The Spaniards tried to circumvent this law by claiming and the missionaries that the summons belonged to the Franciscan Order, which had been proselytizing in Japan since 1593 . Hideyoshi's answer was, “How is it possible that these monks who claim to be so poor are now saying that that shipload is theirs? So I think that they must be very bad deceitful people. I have also ordered that their outrageous religion be banned. ” As a direct result of this incident, six Franciscan brothers and twenty Japanese converts were crucified in Nagasaki in February 1597 and all churches in Japan were closed.

Hideyoshi legally separated the samurai from the peasant class. The farmers were no longer allowed to leave their place of residence and own weapons. Hideyoshi's troops marched through the country collecting the farmers' weapons. This process is known as sword hunting. A huge Buddha statue was to be cast from the metal of the melted down weapons to protect the Japanese people.

Hideyoshi also wanted to rule Korea and the Chinese Empire , which the daimyo opposed. Contrary to the advice of the daimyo, he moved to Korea in the Imjin War in 1592/93 . At first he succeeded in bringing almost all of Korea under his control. But when the Chinese Ming emperor Wanli entered the war at the side of his Korean vassal, the Japanese suffered heavy losses.
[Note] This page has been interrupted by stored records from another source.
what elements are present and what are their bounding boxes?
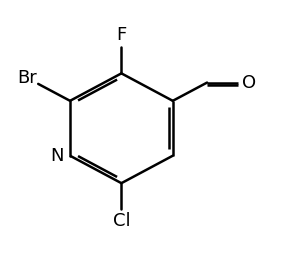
Text: Br: Br — [17, 69, 37, 87]
Text: F: F — [116, 26, 126, 45]
Text: O: O — [242, 74, 256, 92]
Text: Cl: Cl — [113, 212, 130, 230]
Text: N: N — [51, 147, 64, 165]
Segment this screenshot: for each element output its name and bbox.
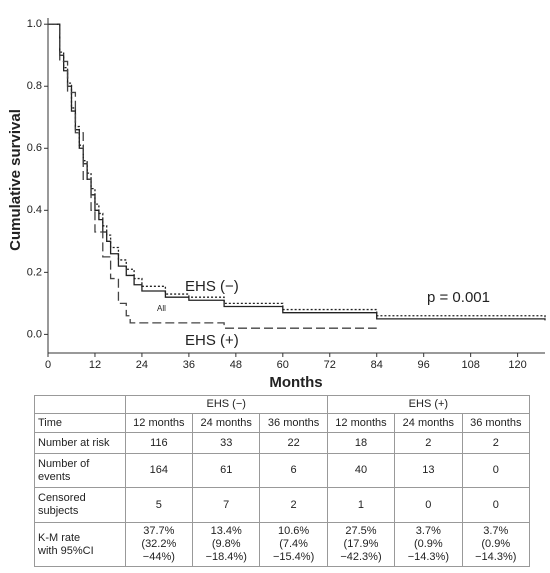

In addition, the Koreans, with the help of their admiral Yi Sun-sin, destroyed the Japanese supply fleet, which significantly hampered Hideyoshi's invasion plans.

A second attempt at invasion in 1597/98 also failed. Relations with Korea remained at zero until 1607. Toyotomi Hideyoshi died in 1598 in Fushimi Castle near Kyoto (today a district of Kyoto). On his deathbed, he asked the five daimyos to take care of his son Hideyori , the heir of Japan.

Hideyoshi's goals to create a dynasty and unite the empire, however, failed. Tokugawa Ieyasu , one of the five daimyōs he appointed to the Council of Five Regents , eliminated his competitors one by one, unified the empire and finally secured his rule at the Battle of Sekigahara . Hideyoshi's descendants were killed.

In the Zen Buddhist tradition, Hideyoshi wrote the following death poem on his deathbed, shaped by the Buddhist idea of ​​the transience of the world , in which he compared his life with a dream in a dream:

「露 と 落 ち 露 と 消 え に し 我 が 身 か な 難 波 の こ こ も 夢 夢 の ま た 夢」

"Tsuyu to ochi / tsuyu to kiye ni shi / waga mi kana / Naniwa no koto mo / yume no mata yume"

"I am like the falling and waning dew! Even the Osaka Castle is only a dream within a dream. "


Kyōto Toyokuni Shrine

Hideyoshi was posthumously worshiped under the name Toyokuni Daimyōjin (豊 国 大 明 神 "shining deity of the country's wealth"). As a Shinto deity ( Kami ), he is worshiped in a number of shrines . These are called either Toyokuni Shrine ( Kun Reading ) or Hōkoku Shrine (On Reading), both can be written 豊 国 神社 ( Shinjitai ) or 豐 國 神社 ( Kyūjitai ), including the Toyokuni Shrine in Kyōto (built in 1599 ), later rebuilt as Hokoku Shrine (built in 1700 at the current location of the Hokoku-ryo mausoleum, then demolished and rebuilt in another location in 1880), the Toyokuni Shrine in Kanazawa, the Hokoku Shrine in Tokkyō, the Hokoku- Shrine in Osaka (together with Toyotomi Hidenaga and Toyotomi Hideyori), the Nagoya Toyokuni Shrine (built in 1881) and the Nagahama Hokoku Shrine (Shiga Prefecture).

Cinematic reception

The Japanese film The Death of a Tea Master deals with the conflict between Hideyoshi and his influential tea master Sen no Rikyu . The documentary The Gold of the Samurai also deals with Hideyoshi Toyotomi. The film is mainly about the extraction and use of the gold he mined. In the fantasy film The Legend Of Goemon by director Kazuaki Kiriya , in addition to Hideyoshi himself, his tea master Rikyu and his predecessor Oda Nobunaga as well as his successor Tokugawa Ieyasu appear.


Web links

Commons : Toyotomi Hideyoshi  - Collection of pictures, videos and audio files

Individual evidence

  1. Stephen Tunbull: Toyotomi Hideyoshi, Oxford 2010, p. 6.
  2. Turnbull 2010, p. 9.
  3. Simone Müller: Longing for Illusion? Classic Japanese dream poetry from a literary historical and gender perspective . Peter Lang, Bern 2005, ISBN 3-03910-478-0 , p. 39 ( limited preview in Google Book search).